By Amit Soni, Portfolio Manager, Strategic Asset Allocation, New York Life Investments
Lofty valuations in traditional assets have encouraged investors to explore alternatives. Unfortunately, the lack of a holistic investment framework to incorporate alternatives poses a challenge. Traditional risk-return based approaches, alone, over-allocate to alternatives--a result of underestimation of risks resulting from a) significant manager performance dispersion and b) smoothness in the pooled return indices utilized for alternatives. Much research corrects for smoothness of returns; however, the risk from performance dispersion remains unaddressed. In the new white paper on Portfolio Construction with Alternatives, the Strategic Asset Allocation & Solutions (SAS) team from New York Life Investments discusses a methodology to quantify performance dispersion risk and incorporate it in the portfolio construction process.
Alternatives, both liquid and illiquid, have piqued investors’ interest recently. A traditional mean-variance or risk-based approach has not been very useful since the results, in many cases, recommend allocations which are much higher than what the investors are rightly comfortable with. This is partially a result of using alternative indices based on pooled returns from multiple hedge funds, which boast an artificially low level of volatility. These indices disguise the significant dispersion of returns for managers within the index. They are also subject to a smoothing effect that comes with illiquidity.
A lot of research has already been done to correct for the smoothness of returns in illiquid asset classes. The smoothness in returns resulting from a lack of daily pricing manifests as high autocorrelation and, based on the specific problem, investors can pick the right approach to adjust the asset class returns. However, we have not yet seen a solution to measure the risk from manager performance dispersion and incorporate it in portfolio construction. This has implications, not only for alternatives, but also for active management in general, where the actual performance of the investment can materially deviate from that of the broad market index.
Performance Dispersion Risk
For traditional asset classes like equities or bonds, one can use an appropriate passive index such as the S&P 500 for equities or the BofAML US Corporate Bond Index for investment-grade fixed income as a proxy for all strategies operating in that market. The risk characteristics of the index will be generally similar to those of any given manager’s strategy, and actual resulting performance can likewise be expected to be similar, whether the investor ends up selecting a passive strategy or an active manager. However, in alternative investment categories, the investors usually do not have a well-defined benchmark. Instead, they often rely on alternative indices offered by firms like Hedge Fund Research (HFR) or Cambridge Associates, which pool returns from a universe of alternative managers to build a time series of returns. These are useful in modeling the asset class exposure, but since the underlying components are not easily investable, the alternative managers cannot run their portfolios relative to these benchmarks. As a result, the dispersion among managers is much higher among alternative managers than within traditional investment categories.

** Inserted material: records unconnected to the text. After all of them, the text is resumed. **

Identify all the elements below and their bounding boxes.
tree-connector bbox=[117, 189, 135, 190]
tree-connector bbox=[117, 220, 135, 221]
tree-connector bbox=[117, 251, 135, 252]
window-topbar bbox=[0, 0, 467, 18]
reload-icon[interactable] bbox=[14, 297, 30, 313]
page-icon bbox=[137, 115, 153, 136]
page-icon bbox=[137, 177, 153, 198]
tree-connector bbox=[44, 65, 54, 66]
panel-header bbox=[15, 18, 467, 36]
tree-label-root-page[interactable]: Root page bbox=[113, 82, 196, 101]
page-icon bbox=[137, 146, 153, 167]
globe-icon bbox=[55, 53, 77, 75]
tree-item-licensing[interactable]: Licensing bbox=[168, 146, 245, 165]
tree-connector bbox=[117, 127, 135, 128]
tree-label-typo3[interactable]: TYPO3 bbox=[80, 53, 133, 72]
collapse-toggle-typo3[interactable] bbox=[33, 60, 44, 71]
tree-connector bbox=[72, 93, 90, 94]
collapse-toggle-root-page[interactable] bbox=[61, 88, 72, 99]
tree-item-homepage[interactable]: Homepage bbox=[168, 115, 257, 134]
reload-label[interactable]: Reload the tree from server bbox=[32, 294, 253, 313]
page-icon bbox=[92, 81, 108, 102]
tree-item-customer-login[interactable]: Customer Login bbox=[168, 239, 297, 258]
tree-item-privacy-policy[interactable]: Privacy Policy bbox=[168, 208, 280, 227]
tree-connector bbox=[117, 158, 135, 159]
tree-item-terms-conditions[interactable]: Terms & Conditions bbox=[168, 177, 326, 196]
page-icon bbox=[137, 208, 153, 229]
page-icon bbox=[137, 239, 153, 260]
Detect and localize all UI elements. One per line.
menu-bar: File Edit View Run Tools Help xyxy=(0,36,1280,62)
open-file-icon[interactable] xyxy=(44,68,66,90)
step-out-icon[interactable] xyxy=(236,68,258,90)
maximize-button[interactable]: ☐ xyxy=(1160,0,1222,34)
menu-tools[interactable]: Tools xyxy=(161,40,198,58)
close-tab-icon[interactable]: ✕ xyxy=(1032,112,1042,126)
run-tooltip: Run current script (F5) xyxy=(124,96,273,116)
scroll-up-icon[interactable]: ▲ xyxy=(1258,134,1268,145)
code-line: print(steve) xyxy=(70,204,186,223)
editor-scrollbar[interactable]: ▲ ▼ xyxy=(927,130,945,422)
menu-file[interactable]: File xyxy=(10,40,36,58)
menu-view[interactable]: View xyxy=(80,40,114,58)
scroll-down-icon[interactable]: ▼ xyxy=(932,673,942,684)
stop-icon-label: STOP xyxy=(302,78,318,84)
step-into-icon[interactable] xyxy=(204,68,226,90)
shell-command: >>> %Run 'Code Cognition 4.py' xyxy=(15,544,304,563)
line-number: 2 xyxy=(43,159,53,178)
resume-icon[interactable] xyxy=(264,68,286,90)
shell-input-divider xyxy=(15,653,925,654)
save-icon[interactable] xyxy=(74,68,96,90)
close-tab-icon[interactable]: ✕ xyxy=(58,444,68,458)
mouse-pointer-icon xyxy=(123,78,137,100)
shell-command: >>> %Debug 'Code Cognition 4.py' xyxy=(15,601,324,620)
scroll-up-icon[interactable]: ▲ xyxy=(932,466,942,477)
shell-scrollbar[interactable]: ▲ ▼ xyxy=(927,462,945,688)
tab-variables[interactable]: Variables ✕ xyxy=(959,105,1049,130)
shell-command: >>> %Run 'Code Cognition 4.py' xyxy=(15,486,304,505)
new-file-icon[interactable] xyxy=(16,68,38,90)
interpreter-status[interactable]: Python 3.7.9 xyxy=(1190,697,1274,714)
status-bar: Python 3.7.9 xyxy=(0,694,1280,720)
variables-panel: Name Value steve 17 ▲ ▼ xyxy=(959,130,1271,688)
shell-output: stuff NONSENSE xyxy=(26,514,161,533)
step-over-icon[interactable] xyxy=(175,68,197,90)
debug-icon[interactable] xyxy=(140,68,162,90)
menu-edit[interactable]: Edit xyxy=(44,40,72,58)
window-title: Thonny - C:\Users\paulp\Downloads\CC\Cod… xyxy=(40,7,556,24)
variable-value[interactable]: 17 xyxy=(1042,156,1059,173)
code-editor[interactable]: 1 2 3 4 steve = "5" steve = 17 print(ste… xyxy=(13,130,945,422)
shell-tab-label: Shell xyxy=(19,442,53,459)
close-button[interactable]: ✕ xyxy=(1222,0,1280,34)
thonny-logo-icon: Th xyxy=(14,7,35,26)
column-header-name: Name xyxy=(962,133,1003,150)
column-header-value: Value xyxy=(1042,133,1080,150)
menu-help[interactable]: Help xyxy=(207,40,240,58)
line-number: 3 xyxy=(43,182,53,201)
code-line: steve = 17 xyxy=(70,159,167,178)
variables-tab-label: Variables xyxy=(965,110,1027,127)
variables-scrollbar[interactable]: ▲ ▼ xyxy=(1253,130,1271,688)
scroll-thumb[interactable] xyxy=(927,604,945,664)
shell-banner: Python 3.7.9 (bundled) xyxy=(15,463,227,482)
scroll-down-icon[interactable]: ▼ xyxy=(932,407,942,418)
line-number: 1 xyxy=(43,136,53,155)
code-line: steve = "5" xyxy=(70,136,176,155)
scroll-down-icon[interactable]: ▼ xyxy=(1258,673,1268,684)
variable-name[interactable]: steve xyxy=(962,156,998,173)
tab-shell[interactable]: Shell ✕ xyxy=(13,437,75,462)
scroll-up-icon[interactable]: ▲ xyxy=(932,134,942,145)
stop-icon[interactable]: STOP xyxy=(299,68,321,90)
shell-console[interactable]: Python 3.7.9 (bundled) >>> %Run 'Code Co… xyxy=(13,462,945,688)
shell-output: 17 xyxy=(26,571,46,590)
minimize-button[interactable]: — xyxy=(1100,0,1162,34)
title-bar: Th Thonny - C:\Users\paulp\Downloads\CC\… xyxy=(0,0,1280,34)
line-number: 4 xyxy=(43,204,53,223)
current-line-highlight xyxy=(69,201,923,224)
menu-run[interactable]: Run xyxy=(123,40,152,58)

As we can see in Figure 1, the performance dispersion among traditional asset classes i.e. US large cap equities and intermediate term fixed income, is much smaller compared to the dispersion among alternative asset classes like private equity or US domiciled hedge funds. This means the harm that comes with selecting an underperforming manager is much greater in the alternatives space. This risk is not captured by the volatility of the index but should be taken into consideration.
The impact of smoothness in returns and performance dispersion must be considered while building portfolios that involve both traditional and alternative asset classes for an accurate assessment of the risk involved. Unadjusted alternative indices are much more likely to underestimate the true risk of an investment. The proposed allocation to alternatives from traditional mean-variance or risk-based portfolio optimization methodologies are much more reasonable and intuitive after making the adjustments for illiquidity and performance dispersion.
Managing Performance Dispersion Risk
While it is important to accurately measure the performance dispersion risk, it may also be important for some investors to mitigate this risk. Some strategy types, through certain implementations, allow us to reduce this risk within our portfolios:
- Passive alternative strategies
- Replication strategies
Though not always possible, some alternative strategies can be run in a passive format. Merger arbitrage is a good example of this. Similar to a passive equity strategy, a passive strategy in merger arbitrage can take exposure to the entire set of merger and acquisition deals outstanding in the investable universe. Passive strategies through ETFs or other vehicles already exist in this space.
Another way to reduce the performance dispersion risk is to use replication strategies that try to mimic a broader index of pooled returns. This is accomplished by using quantitative tools to decompose the index into more traditional investable risk factors or securities, and then investing in those risk factors or securities.